IN 1937, Andrew Mellon gave to the Nation his magnificent art collection and the funds to construct in Washington the National Gallery of Art. President Roosevelt and Congress anticipated that someday the National Gallery might need to expand, and Congress reserved the area adjoining the National Gallery--the area bounded by Fourth Street, Pennsylvania Avenue, Third Street, and North Mall Drive, NW.--as a site for future additions.
Today, I have been informed by the Chairman of the Trustees of the National Gallery, Chief Justice Earl Warren, that a gift of $20 million has been made to the National Gallery of Art. The money will be used to construct a new addition to the Gallery on the land reserved 30 years ago by Congress.

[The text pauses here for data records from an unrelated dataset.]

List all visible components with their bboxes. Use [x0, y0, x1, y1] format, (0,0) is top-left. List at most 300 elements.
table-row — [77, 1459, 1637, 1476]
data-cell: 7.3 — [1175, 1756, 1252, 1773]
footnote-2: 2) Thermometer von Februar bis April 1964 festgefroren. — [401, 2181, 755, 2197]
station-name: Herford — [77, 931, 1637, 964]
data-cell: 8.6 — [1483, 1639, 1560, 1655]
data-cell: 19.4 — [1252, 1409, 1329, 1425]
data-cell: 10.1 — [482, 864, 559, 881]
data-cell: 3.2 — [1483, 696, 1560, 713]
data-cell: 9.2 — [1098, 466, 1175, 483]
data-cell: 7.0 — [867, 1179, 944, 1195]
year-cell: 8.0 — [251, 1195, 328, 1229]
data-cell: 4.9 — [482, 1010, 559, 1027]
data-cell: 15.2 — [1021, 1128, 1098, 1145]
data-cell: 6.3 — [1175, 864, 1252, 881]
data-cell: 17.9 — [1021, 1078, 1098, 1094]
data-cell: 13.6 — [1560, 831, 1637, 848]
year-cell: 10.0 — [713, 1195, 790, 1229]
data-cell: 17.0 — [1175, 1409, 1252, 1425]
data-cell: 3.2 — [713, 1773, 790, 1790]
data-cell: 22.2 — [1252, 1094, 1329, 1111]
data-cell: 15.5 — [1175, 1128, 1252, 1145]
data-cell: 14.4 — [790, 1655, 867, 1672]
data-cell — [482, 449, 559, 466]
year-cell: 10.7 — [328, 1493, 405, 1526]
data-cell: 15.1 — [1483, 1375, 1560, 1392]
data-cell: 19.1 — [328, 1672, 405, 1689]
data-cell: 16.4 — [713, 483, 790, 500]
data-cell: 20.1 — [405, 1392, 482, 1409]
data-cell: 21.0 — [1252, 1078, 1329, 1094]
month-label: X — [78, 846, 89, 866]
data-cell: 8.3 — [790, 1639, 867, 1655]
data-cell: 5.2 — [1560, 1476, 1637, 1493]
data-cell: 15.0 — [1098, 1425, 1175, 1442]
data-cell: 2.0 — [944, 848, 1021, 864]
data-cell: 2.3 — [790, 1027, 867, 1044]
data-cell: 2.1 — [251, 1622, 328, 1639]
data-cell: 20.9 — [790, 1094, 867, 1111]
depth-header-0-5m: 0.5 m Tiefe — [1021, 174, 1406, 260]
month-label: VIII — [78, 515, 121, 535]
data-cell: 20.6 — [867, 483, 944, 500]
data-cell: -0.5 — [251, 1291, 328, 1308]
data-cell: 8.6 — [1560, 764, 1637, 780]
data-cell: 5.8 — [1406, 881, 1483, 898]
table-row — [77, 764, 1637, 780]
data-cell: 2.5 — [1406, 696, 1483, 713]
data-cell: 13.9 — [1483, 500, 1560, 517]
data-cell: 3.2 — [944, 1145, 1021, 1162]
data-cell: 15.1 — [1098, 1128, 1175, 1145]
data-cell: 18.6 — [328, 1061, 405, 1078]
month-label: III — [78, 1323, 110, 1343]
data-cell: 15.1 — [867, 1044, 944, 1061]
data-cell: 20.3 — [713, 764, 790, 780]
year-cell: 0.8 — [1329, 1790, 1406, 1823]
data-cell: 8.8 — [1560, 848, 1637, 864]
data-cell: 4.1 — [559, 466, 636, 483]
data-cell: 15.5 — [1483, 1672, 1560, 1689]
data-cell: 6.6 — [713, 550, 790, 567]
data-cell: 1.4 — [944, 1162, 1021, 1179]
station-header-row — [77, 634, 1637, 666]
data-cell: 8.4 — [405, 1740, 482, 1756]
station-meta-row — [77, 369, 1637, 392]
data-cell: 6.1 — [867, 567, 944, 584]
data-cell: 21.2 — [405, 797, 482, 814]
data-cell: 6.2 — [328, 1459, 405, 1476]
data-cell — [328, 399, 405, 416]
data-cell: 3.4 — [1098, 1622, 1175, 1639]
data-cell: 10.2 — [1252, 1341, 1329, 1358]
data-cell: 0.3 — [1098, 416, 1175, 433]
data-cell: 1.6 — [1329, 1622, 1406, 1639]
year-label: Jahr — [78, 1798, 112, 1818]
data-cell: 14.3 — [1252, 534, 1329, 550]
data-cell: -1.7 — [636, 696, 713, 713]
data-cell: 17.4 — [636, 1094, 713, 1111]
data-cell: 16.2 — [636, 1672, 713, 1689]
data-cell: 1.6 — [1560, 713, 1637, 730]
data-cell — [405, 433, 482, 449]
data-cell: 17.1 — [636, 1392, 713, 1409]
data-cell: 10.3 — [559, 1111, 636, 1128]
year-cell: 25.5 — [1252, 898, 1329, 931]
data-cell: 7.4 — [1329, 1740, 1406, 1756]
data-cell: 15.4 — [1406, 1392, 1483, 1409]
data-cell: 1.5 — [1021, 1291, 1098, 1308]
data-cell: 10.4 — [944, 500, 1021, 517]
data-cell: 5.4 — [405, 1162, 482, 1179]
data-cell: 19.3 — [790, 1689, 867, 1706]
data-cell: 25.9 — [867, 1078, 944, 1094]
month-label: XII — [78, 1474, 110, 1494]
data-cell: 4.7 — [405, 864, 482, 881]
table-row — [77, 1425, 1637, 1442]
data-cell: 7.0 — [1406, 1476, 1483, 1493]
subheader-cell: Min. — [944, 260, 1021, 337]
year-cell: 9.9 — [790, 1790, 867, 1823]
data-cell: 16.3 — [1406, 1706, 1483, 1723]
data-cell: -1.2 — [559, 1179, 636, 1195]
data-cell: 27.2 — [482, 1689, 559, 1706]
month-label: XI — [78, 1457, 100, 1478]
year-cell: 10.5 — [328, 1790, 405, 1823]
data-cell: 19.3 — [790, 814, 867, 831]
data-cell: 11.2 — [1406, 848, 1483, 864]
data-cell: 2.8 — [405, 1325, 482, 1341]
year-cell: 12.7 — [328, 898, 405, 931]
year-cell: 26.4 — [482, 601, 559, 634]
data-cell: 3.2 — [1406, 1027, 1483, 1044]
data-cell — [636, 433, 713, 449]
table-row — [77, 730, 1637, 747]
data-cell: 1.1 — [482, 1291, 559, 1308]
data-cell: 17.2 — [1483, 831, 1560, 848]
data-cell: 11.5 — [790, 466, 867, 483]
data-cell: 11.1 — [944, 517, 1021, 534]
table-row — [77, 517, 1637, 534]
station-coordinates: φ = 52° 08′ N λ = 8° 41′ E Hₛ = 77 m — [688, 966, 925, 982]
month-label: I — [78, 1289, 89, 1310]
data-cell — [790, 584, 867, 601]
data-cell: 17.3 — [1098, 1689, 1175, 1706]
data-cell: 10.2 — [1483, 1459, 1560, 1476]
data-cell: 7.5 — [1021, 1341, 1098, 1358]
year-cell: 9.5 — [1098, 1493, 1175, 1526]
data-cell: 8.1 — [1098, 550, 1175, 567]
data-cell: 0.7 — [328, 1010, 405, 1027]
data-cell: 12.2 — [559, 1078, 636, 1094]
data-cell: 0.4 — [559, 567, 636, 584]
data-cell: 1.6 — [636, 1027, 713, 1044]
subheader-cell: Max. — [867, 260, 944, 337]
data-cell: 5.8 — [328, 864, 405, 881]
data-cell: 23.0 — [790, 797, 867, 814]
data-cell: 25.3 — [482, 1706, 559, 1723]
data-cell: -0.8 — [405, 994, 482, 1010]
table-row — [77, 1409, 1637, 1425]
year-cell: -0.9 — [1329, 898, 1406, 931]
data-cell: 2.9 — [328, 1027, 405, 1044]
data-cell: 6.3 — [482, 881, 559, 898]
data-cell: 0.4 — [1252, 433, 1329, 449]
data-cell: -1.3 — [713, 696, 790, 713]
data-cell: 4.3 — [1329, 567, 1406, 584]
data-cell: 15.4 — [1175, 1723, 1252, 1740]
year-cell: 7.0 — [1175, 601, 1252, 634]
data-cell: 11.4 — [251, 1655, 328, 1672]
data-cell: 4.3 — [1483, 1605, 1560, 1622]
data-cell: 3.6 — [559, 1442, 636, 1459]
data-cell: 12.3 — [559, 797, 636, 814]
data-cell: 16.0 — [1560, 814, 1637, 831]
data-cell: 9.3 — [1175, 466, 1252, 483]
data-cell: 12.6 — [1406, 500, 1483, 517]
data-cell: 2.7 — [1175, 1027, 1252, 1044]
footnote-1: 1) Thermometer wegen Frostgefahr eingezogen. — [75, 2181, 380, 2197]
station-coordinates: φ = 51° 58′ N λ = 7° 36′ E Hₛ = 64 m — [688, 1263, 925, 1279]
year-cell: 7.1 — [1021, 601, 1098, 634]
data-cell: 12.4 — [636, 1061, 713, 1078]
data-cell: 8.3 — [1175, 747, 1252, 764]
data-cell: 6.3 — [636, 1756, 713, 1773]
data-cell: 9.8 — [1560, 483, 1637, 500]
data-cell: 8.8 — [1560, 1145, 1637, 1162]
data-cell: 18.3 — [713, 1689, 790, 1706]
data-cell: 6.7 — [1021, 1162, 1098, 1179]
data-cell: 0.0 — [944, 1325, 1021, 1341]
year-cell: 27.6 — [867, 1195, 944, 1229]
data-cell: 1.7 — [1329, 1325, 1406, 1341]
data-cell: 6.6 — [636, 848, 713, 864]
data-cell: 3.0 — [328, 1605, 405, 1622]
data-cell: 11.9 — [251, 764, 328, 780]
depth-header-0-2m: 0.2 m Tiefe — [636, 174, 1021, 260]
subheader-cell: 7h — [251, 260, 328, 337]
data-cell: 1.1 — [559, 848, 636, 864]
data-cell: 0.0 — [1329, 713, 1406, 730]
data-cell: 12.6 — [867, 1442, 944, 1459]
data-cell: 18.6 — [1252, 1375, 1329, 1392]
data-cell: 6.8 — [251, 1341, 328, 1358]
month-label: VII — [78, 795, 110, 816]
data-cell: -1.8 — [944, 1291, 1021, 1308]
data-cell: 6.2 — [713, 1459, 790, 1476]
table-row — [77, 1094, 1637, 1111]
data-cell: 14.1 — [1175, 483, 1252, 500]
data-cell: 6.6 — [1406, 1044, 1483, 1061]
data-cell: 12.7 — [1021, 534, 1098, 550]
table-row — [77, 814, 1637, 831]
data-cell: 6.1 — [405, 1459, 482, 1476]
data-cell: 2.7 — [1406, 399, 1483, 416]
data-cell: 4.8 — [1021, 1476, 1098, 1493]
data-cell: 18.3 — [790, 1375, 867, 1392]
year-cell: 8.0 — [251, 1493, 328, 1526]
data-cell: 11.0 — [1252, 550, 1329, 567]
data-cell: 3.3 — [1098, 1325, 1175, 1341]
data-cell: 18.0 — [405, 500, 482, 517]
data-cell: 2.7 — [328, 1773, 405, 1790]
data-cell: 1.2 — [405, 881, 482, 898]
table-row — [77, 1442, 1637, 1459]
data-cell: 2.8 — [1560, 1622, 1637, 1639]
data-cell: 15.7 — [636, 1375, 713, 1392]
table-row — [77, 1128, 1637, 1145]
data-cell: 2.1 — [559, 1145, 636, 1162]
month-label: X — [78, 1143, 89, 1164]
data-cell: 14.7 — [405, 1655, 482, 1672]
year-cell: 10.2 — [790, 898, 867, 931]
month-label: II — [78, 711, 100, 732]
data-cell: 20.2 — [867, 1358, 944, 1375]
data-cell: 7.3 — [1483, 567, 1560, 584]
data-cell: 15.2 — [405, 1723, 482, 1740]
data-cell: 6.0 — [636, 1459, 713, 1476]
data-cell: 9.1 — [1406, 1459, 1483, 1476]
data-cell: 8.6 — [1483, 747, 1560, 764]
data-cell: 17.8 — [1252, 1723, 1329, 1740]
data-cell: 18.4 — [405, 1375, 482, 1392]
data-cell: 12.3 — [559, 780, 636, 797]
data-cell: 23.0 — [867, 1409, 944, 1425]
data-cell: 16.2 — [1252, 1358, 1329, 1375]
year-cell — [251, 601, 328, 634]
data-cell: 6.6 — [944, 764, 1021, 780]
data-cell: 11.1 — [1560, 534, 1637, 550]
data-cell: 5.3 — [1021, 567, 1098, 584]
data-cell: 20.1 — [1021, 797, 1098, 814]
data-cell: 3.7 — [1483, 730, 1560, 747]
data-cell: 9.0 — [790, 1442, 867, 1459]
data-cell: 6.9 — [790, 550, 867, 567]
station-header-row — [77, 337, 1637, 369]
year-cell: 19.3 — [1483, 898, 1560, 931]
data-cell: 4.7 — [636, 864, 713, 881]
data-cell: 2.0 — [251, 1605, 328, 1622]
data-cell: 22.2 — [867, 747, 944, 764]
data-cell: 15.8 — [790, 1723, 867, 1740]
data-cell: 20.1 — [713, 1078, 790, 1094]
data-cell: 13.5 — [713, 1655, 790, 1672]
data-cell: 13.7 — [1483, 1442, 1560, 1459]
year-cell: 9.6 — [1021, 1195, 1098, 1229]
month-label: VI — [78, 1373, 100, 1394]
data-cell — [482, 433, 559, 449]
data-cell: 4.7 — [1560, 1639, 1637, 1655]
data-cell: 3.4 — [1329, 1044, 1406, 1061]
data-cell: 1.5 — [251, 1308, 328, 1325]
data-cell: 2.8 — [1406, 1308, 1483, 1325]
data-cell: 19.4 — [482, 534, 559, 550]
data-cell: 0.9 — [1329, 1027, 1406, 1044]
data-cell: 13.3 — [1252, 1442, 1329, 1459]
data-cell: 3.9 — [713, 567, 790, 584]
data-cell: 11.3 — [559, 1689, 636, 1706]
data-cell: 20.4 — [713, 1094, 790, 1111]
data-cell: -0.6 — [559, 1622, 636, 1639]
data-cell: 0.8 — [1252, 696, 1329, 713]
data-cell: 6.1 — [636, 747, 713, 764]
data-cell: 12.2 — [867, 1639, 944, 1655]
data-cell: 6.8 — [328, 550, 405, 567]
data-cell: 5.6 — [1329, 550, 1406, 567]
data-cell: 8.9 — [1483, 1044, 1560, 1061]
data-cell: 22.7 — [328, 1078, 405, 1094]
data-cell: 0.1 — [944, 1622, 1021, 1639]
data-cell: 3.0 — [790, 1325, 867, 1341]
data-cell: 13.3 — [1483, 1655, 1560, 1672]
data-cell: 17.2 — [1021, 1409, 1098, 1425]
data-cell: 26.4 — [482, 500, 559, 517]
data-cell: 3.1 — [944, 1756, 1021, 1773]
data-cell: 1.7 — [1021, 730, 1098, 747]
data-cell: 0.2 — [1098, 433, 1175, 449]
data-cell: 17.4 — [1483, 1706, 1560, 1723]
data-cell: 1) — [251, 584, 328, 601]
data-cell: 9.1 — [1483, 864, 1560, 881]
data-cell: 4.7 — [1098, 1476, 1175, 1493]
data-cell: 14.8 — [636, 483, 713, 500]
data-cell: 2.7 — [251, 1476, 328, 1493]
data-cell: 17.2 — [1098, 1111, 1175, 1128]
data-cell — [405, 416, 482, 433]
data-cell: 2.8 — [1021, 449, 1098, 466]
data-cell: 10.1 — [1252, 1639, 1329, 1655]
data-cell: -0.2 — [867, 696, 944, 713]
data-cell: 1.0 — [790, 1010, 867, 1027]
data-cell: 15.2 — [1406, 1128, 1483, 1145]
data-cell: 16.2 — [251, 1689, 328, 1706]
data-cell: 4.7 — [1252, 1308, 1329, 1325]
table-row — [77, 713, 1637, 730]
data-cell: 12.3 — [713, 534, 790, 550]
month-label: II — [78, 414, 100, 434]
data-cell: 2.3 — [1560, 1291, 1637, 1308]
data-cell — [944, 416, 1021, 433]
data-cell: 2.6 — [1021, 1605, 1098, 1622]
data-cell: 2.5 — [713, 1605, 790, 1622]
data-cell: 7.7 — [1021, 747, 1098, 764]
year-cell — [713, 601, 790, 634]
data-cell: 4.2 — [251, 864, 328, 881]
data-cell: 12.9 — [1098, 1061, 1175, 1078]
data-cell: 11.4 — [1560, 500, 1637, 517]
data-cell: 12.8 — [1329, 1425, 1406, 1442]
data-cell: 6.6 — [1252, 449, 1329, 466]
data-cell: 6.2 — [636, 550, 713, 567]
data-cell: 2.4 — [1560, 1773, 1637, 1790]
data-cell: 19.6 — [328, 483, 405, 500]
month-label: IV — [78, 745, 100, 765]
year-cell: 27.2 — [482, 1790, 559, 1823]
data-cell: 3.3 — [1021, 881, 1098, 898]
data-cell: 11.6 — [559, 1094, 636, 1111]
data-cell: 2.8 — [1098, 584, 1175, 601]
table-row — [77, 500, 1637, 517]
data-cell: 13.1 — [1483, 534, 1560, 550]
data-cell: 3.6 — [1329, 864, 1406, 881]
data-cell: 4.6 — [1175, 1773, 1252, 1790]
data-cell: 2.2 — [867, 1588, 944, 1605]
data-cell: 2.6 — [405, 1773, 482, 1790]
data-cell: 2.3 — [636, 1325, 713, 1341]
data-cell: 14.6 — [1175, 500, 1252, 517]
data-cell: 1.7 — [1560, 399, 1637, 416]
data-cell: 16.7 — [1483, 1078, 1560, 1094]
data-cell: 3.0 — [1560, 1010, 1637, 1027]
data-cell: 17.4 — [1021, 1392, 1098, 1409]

It is fitting that this dramatic new initiative in the enrichment and beautification of the Nation's Capital should come from the son and daughter of the original benefactor of the National Gallery--Mr. Paul Mellon and Mrs. Mellon Bruce.
The gift of Mr. Mellon and Mrs. Mellon Bruce will make possible a new building housing a Center for Advanced Study in the Visual Arts which will serve as a meeting ground for teachers and scholars from all over the world. Their gift will also permit the Gallery to expand its extension services which already reach 3,000 communities in all 50 States.
I hope that Congress, in considering legislation to authorize the new construction, will fully appreciate the fact that this new addition to the National Gallery can be built without the expenditure of one dollar of Federal funds.
On behalf of the present and future generations of Americans and visitors from all over the world to whom this gift will bring so much pleasure and stimulation, I wish to express to Mr. Mellon and Mrs. Mellon Bruce our sincere gratitude.